Tuesday, October 16, 2012

Catalan News Roundup 16 Oct 2012

It's getting hard to keep up! (Updated 11:56am ET)

Herald Scotland: As others see us: the view from Spain, by David Leask
"Suddenly the Scottish vote isn’t just a possibility. Regardless of who wins in 2014, Scotland’s plebiscite is a stick with which to beat any polity unwilling to allow a democratic settlement to a national question. Mas and others in Spain know this."

The Guardian: Catalonia leader threatens to draw EU into independence row with Spain, by Giles Trimlett in Madrid
"Mas threatened to "internationalise the conflict" if Rajoy blocked the referendum.

"In that case, we will have to go to Brussels to explain that they don't even let us consult with the people," he told the regional public TV channel TV3 on Monday."

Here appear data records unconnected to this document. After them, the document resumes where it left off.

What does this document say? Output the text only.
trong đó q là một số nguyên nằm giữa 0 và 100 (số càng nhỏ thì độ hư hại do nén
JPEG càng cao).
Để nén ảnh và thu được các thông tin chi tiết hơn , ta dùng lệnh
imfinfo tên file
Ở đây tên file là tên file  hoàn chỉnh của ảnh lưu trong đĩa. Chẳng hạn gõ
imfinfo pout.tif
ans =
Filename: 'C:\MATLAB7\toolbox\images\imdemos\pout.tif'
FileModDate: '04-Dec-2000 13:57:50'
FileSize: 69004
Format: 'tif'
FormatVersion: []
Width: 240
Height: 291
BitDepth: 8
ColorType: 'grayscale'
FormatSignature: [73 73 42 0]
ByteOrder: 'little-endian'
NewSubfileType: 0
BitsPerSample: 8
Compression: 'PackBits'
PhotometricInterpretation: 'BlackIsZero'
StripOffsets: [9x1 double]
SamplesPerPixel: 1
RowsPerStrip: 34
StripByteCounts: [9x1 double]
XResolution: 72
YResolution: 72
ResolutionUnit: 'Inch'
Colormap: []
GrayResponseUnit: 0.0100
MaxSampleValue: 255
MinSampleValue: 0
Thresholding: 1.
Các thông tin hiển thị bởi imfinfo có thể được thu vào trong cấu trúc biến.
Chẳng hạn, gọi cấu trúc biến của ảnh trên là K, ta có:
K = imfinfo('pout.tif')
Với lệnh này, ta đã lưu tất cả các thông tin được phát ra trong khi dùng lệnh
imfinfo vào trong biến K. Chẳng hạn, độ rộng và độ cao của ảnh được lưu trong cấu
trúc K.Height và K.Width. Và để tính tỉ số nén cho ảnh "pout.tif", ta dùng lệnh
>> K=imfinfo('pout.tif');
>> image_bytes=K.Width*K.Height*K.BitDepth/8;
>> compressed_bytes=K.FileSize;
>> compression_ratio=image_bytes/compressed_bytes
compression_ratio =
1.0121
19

Financial Times/Business Day: Spain, Britain and the forbidden fruits of independence, by Gideon Rachman
"On the grounds of justice and prudence, the British government’s approach seems wiser. Cameron, like Spanish Prime Minister Mariano Rajoy, is a conservative and a patriot. Both men would be appalled to preside over the breakup of their nations. But the UK government has recognised that, by winning power in Edinburgh, the Scottish nationalists have earned the democratic right to hold a referendum on their goal of independence. There is no point in trying to find legalistic ways of thwarting them."

Bloomberg (Editorial): To Keep Catalonia In, Spain Should Allow a Vote to Secede
"The central government should also cede more regional control over infrastructure such as Barcelona’s airport. Above all, Spain should follow the U.K.’s example by granting Catalonians the right to hold a referendum on independence and conduct a legal, orderly secession if they want to. Last week, Spain’s parliament voted against doing so, and it was a mistake."

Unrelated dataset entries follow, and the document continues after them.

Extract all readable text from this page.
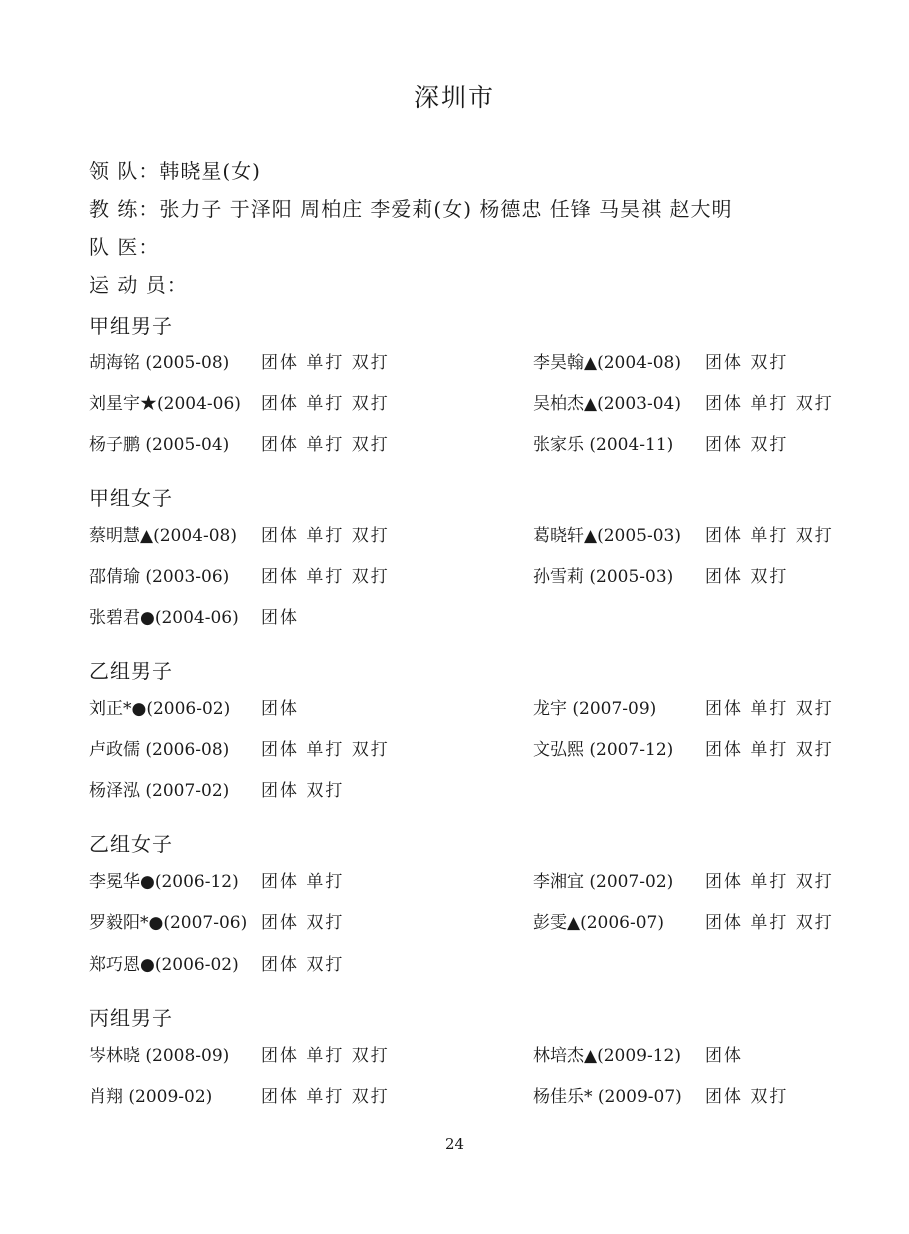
深圳市
领 队：韩晓星(女)
教 练：张力子 于泽阳 周柏庄 李爱莉(女) 杨德忠 任锋 马昊祺 赵大明
队 医：
运 动 员：
甲组男子
胡海铭 (2005-08) 团体 单打 双打	李昊翰▲(2004-08) 团体 双打
刘星宇★(2004-06) 团体 单打 双打	吴柏杰▲(2003-04) 团体 单打 双打
杨子鹏 (2005-04) 团体 单打 双打	张家乐 (2004-11) 团体 双打
甲组女子
蔡明慧▲(2004-08) 团体 单打 双打	葛晓轩▲(2005-03) 团体 单打 双打
邵倩瑜 (2003-06) 团体 单打 双打	孙雪莉 (2005-03) 团体 双打
张碧君●(2004-06) 团体
乙组男子
刘正*●(2006-02) 团体	龙宇 (2007-09)	团体 单打 双打
卢政儒 (2006-08) 团体 单打 双打	文弘熙 (2007-12) 团体 单打 双打
杨泽泓 (2007-02) 团体 双打
乙组女子
李冕华●(2006-12) 团体 单打	李湘宜 (2007-02) 团体 单打 双打
罗毅阳*●(2007-06) 团体 双打	彭雯▲(2006-07) 团体 单打 双打
郑巧恩●(2006-02) 团体 双打
丙组男子
岑林晓 (2008-09) 团体 单打 双打	林培杰▲(2009-12) 团体
肖翔 (2009-02)	团体 单打 双打	杨佳乐* (2009-07) 团体 双打
24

Business INsider: Millions of Spanish Are Fleeing or Trying to Secede, by Wolf Richter
"So, 84% of the people have “little” or “no” confidence in Prime Minister Mariano Rajoy. The fate of Alfredo Perez Rubalcaba, leader of the opposition, is even worse: 90% of all voters distrust him! Those are the two top political figures of the two major political parties, and the utterly frustrated and disillusioned Spaniards are defenestrating them both."

EuroNews: Catalonia looks for a boost from Scots’ charge
"“It might serve as an example and a reference and it might add some impetus to our awareness as we need a date here too for our referendum. The sooner the better,” said one man, in Catalonian."

NZWeek: Spanish minister warns Catalan nationalist leader
"Speaking on La Sexta television channel, Gallardon said that calling a referendum in Catalonia would be considered an act of disobedience and could be punished with three to 12 months’ disqualification from office and a fine."

Less interesting:

Reuters/Chicago Tribune: Analysis: Europe's separatists gain ground in crisis, by Paul Taylor and Robert-Jan Bartunek (with additional reporting by Philip Blenkinsop in Brussels, Fiona Ortiz and Tracy Rucinski in Madrid and Jon Boyle in London; Writing by Paul Taylor; Editing by Peter Graff, but notably no one in Catalonia)
[Frankly I found the reporting, at least on the Catalan portions of this article to be rather generic, when not drifting off into untruths. It's not just about money, Reuters.]